MySQL Index Creation Internals

indexinnodbMySQLmysql-5.6

Right now there are two ways to build an index of a table in MySQL:

  1. Create the table structure first, then import the data and add indexes later.
  2. Create the table structure with indexes and then import the data.

In the first process we will have contiguous data (all fields) pages and then we have index pages. So when we query using index, MySQL has to first load the index pages and find out the matching keys and have to look up those primary key on the data pages. For this it has to then again load the data pages to get the data. This is useful when we have larger index scans as we have all index loaded contiguously.
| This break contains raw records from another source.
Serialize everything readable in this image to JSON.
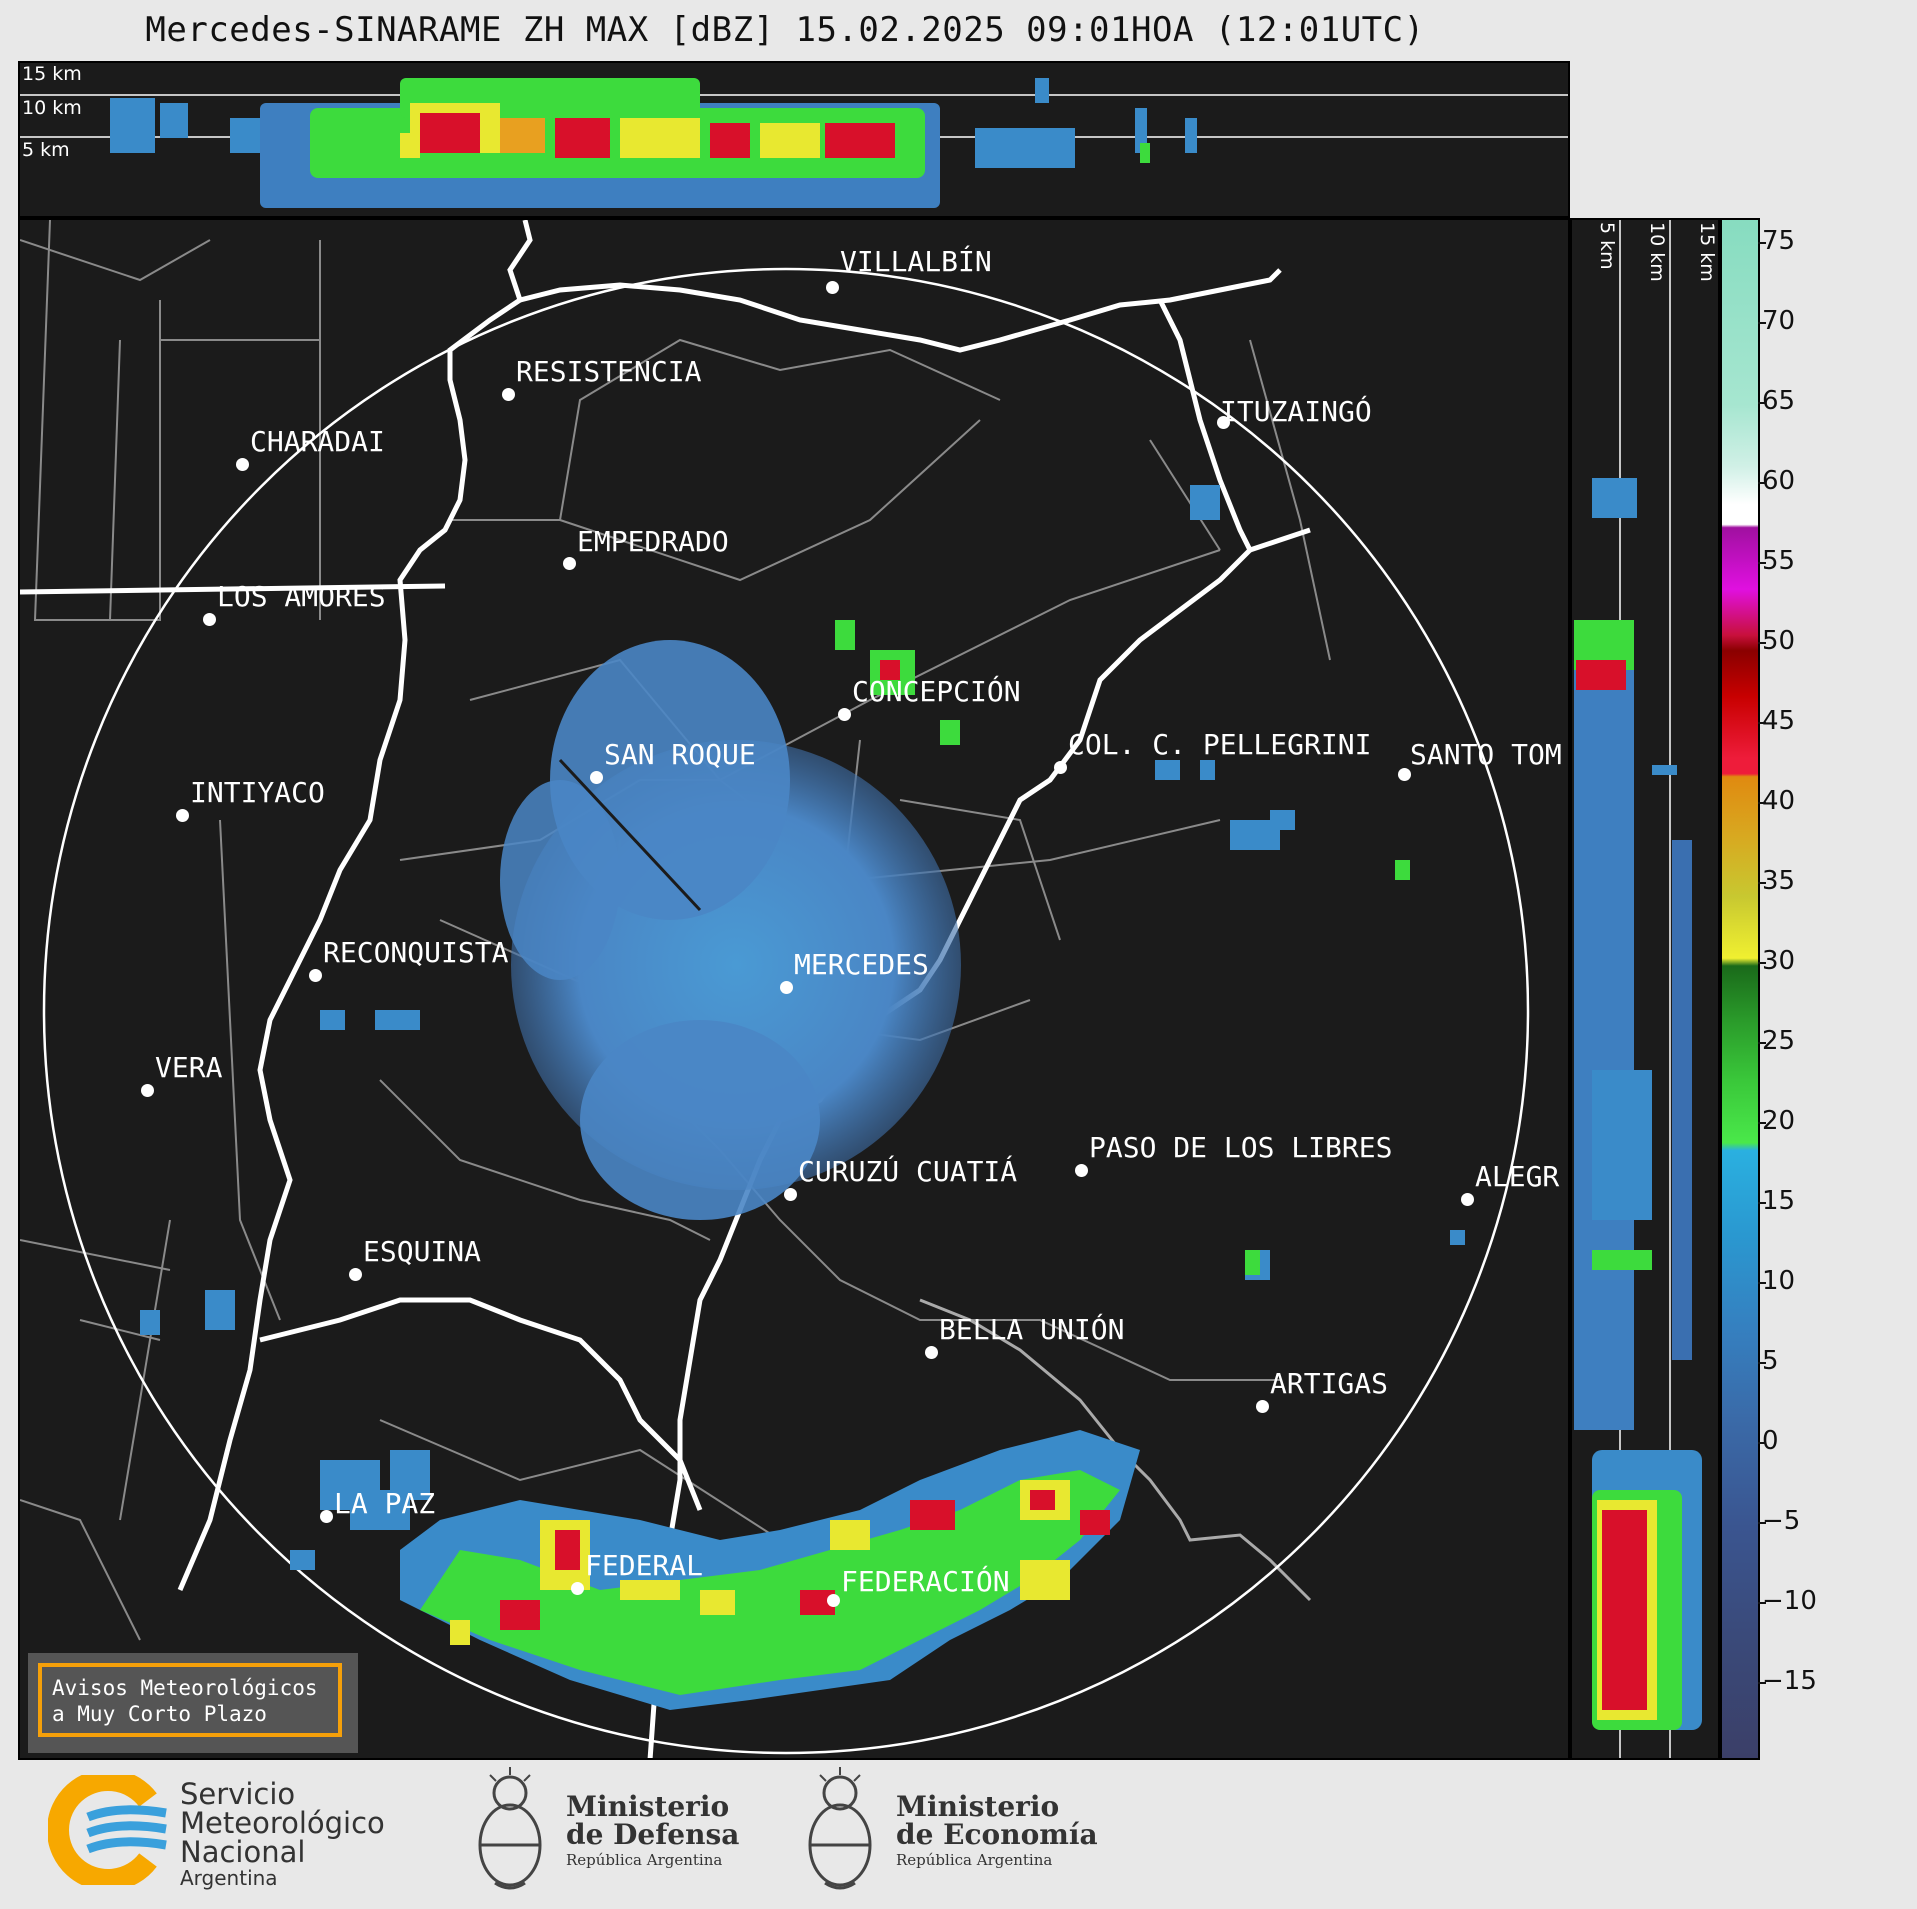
{
  "title": "Mercedes-SINARAME ZH MAX [dBZ] 15.02.2025 09:01HOA (12:01UTC)",
  "top_panel": {
    "altitude_labels": [
      "15 km",
      "10 km",
      "5 km"
    ]
  },
  "side_panel": {
    "altitude_labels": [
      "5 km",
      "10 km",
      "15 km"
    ]
  },
  "cities": [
    {
      "name": "VILLALBÍN"
    },
    {
      "name": "RESISTENCIA"
    },
    {
      "name": "CHARADAI"
    },
    {
      "name": "ITUZAINGÓ"
    },
    {
      "name": "EMPEDRADO"
    },
    {
      "name": "LOS AMORES"
    },
    {
      "name": "CONCEPCIÓN"
    },
    {
      "name": "SAN ROQUE"
    },
    {
      "name": "COL. C. PELLEGRINI"
    },
    {
      "name": "SANTO TOM"
    },
    {
      "name": "INTIYACO"
    },
    {
      "name": "MERCEDES"
    },
    {
      "name": "RECONQUISTA"
    },
    {
      "name": "VERA"
    },
    {
      "name": "CURUZÚ CUATIÁ"
    },
    {
      "name": "PASO DE LOS LIBRES"
    },
    {
      "name": "ALEGR"
    },
    {
      "name": "ESQUINA"
    },
    {
      "name": "BELLA UNIÓN"
    },
    {
      "name": "ARTIGAS"
    },
    {
      "name": "LA PAZ"
    },
    {
      "name": "FEDERAL"
    },
    {
      "name": "FEDERACIÓN"
    }
  ],
  "colorbar": {
    "unit": "dBZ",
    "ticks": [
      "75",
      "70",
      "65",
      "60",
      "55",
      "50",
      "45",
      "40",
      "35",
      "30",
      "25",
      "20",
      "15",
      "10",
      "5",
      "0",
      "−5",
      "−10",
      "−15"
    ],
    "range": [
      -20,
      77
    ]
  },
  "warning_box": {
    "line1": "Avisos Meteorológicos",
    "line2": "a Muy Corto Plazo"
  },
  "footer": {
    "smn": {
      "line1": "Servicio",
      "line2": "Meteorológico",
      "line3": "Nacional",
      "line4": "Argentina"
    },
    "defensa": {
      "line1": "Ministerio",
      "line2": "de Defensa",
      "line3": "República Argentina"
    },
    "economia": {
      "line1": "Ministerio",
      "line2": "de Economía",
      "line3": "República Argentina"
    }
  },
  "colors": {
    "map_background": "#1b1b1b",
    "borders": "#888888",
    "rivers": "#ffffff",
    "weak_echo": "#4a86c5",
    "moderate_echo": "#3ddb3d",
    "strong_echo": "#d8102a",
    "warning_border": "#f5a00a"
  }
}
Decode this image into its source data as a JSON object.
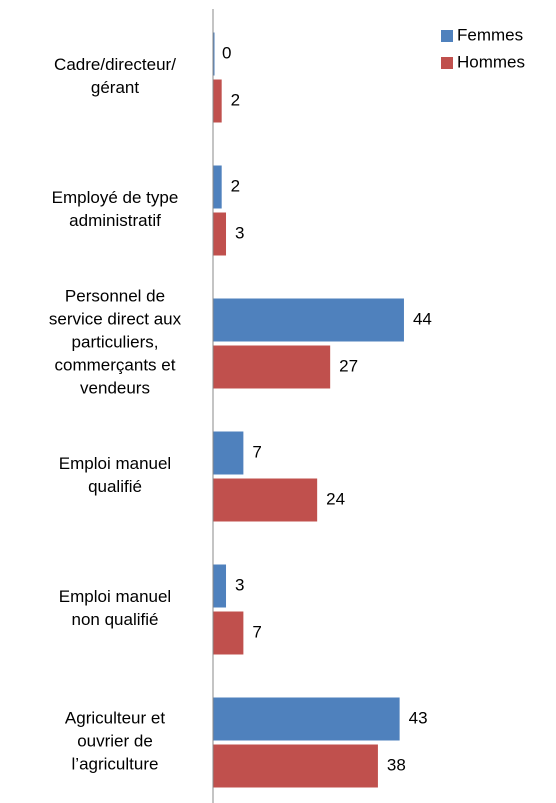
{
  "chart_data": {
    "type": "bar",
    "orientation": "horizontal",
    "categories": [
      "Cadre/directeur/\ngérant",
      "Employé de type\nadministratif",
      "Personnel de\nservice direct aux\nparticuliers,\ncommerçants et\nvendeurs",
      "Emploi manuel\nqualifié",
      "Emploi manuel\nnon qualifié",
      "Agriculteur et\nouvrier de\nl’agriculture"
    ],
    "series": [
      {
        "name": "Femmes",
        "color": "#4f81bd",
        "values": [
          0,
          2,
          44,
          7,
          3,
          43
        ]
      },
      {
        "name": "Hommes",
        "color": "#c0504d",
        "values": [
          2,
          3,
          27,
          24,
          7,
          38
        ]
      }
    ],
    "xlim": [
      0,
      50
    ],
    "legend": "top-right"
  }
}
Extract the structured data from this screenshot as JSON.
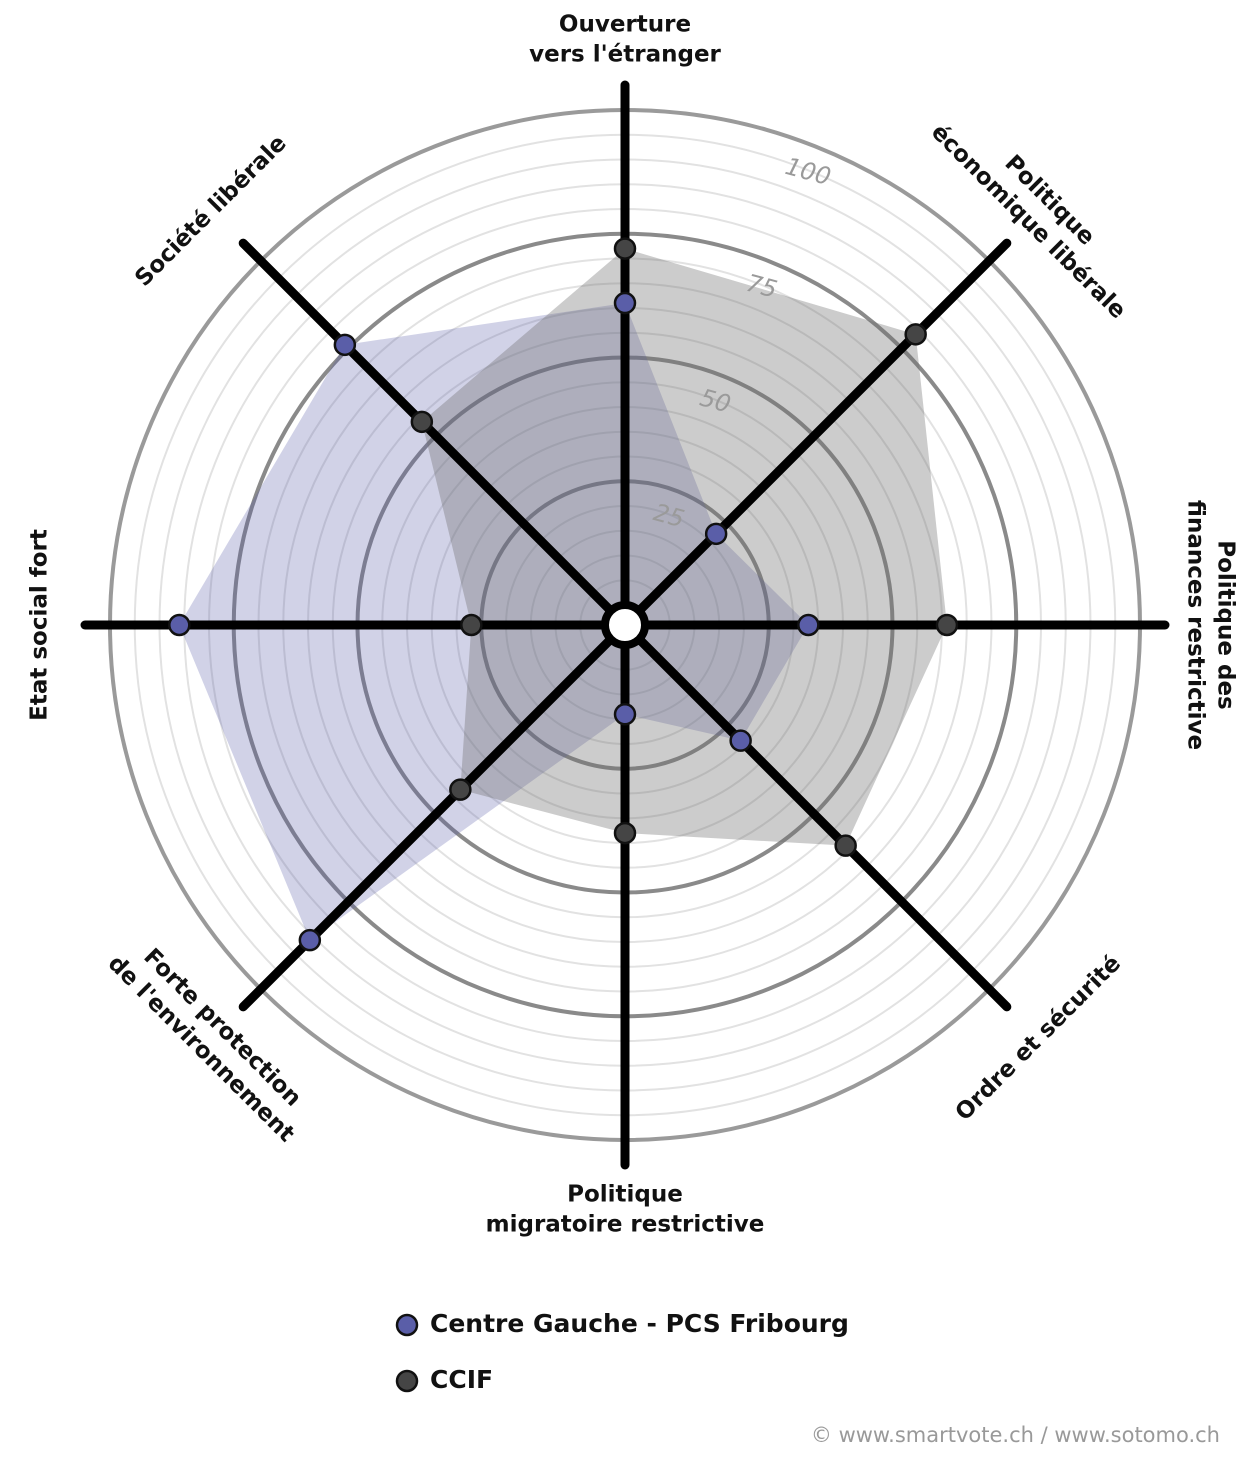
{
  "chart_data": {
    "type": "radar",
    "axes": [
      [
        "Ouverture",
        "vers l'étranger"
      ],
      [
        "Politique",
        "économique libérale"
      ],
      [
        "Politique des",
        "finances restrictive"
      ],
      [
        "Ordre et sécurité"
      ],
      [
        "Politique",
        "migratoire restrictive"
      ],
      [
        "Forte protection",
        "de l'environnement"
      ],
      [
        "Etat social fort"
      ],
      [
        "Société libérale"
      ]
    ],
    "rlim": [
      0,
      100
    ],
    "rticks": [
      25,
      50,
      75,
      100
    ],
    "minor_grid_step": 5,
    "series": [
      {
        "name": "Centre Gauche - PCS Fribourg",
        "color": "#5a5ea8",
        "fill": "rgba(90,95,170,0.28)",
        "values": [
          61,
          22,
          33,
          29,
          14,
          86,
          86,
          76
        ]
      },
      {
        "name": "CCIF",
        "color": "#454545",
        "fill": "rgba(110,110,110,0.35)",
        "values": [
          72,
          79,
          61,
          59,
          38,
          43,
          27,
          54
        ]
      }
    ],
    "source": "© www.smartvote.ch / www.sotomo.ch"
  }
}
In the second way of index creation the filtered index page will most probably contain the data page near to it as they were created at the same time. So I guess look up will be faster for a small range scans.

Is my understanding correct?

UPDATE:

I should have mentioned that the "PRIMARY KEY is enabled" (an auto increment id column) in the first way of importing data. So internal rowid is not generated and lot of IO is saved as we are not going to add a PRIMARY KEY.

As you noted there is fragmentation when we import data using the Second method.

Considering my requirements is for larger range scans (scanning ~100M rows) I guess I will go with the first way of importing data.

update on Jun 8 11:30

CREATE TABLE `table_dummy` (
  `id` bigint(20) NOT NULL AUTO_INCREMENT,
  `column1` bigint(20) DEFAULT NULL,
  `column2` bigint(20) DEFAULT NULL,
  `column3` bigint(20) DEFAULT NULL,
  `created_at` datetime DEFAULT NULL,
  `column4` tinyint(1) DEFAULT NULL,
  `column5` tinyint(4) DEFAULT NULL,
  `column6` bigint(20) DEFAULT NULL,
  `column6_created_at` datetime DEFAULT NULL,
  `column7` int(11) DEFAULT NULL,
  `column8` tinyint(1) DEFAULT NULL,
  PRIMARY KEY (`id`),
  UNIQUE KEY `twtaccount_id_2` (`column1`,`column2`),
  KEY `twtaccount_id` (`column1`,`created_at`,`column5`),
  KEY `twt_user_id` (`column3`,`created_at`,`column5`),
  KEY `original_status_id` (`column6`,`column3`,`followers_count`)
)

ENGINE is INNODB

this table has about 800M records and I took a dump and imported it in two ways.

Method 1: table was created with just the primary key and entire data was imported. Then I gave an alter statement to add the remaining indexes.

Method 2: The table was created with indexes and the dump was done. This took much larger time.

P.S The size of the resulting table through 'Method 1' was lesser by ~30GB when compared to size of table dumped through 'Method 2'. Method 1 took very less time than 'Method 2', almost twice the speed.

My primary concern is the performance of the table when I make a select scanning a wide range of index ('index only scan').

Best Answer

There are a few things I can clarify for you here:

  • Yes, it is a good practice to delay secondary index creation until after you import the data (starting from MySQL 5.5 - not before). Mysqlpump does this by default.

  • When you delay secondary index creation, internally MySQL will read, sort and then create the index (reducing fragmentation). For MySQL 5.7 there are additional optimizations here.

  • When you trickle load indexes, they may have more page splits and a lower page fill efficiency (fragmentation). This depends a little on the data, and if it is in order. You are not giving me many clues with column1, column2, but say for example column1 was a timestamp it would probably be in order.

  • Pages in an index are logically in order, not necessarily physically. This distinction may matter if you can not fit your working set for ranges in memory and are using spinning disks for backing storage. It's also a little hard to answer because with spinning disks you are probably using RAID with some stripe size, and the blocks at the filesystem level may also be non-contiguous.

  • Be aware also that the optimizer may not consider the range scan for large ranges over a tablescan (since prior to 5.7 the cost model assumed pages were not in memory). If you can rely on this being the case, you may want to FORCE INDEX and compare actual run times. (More info on new cost model.)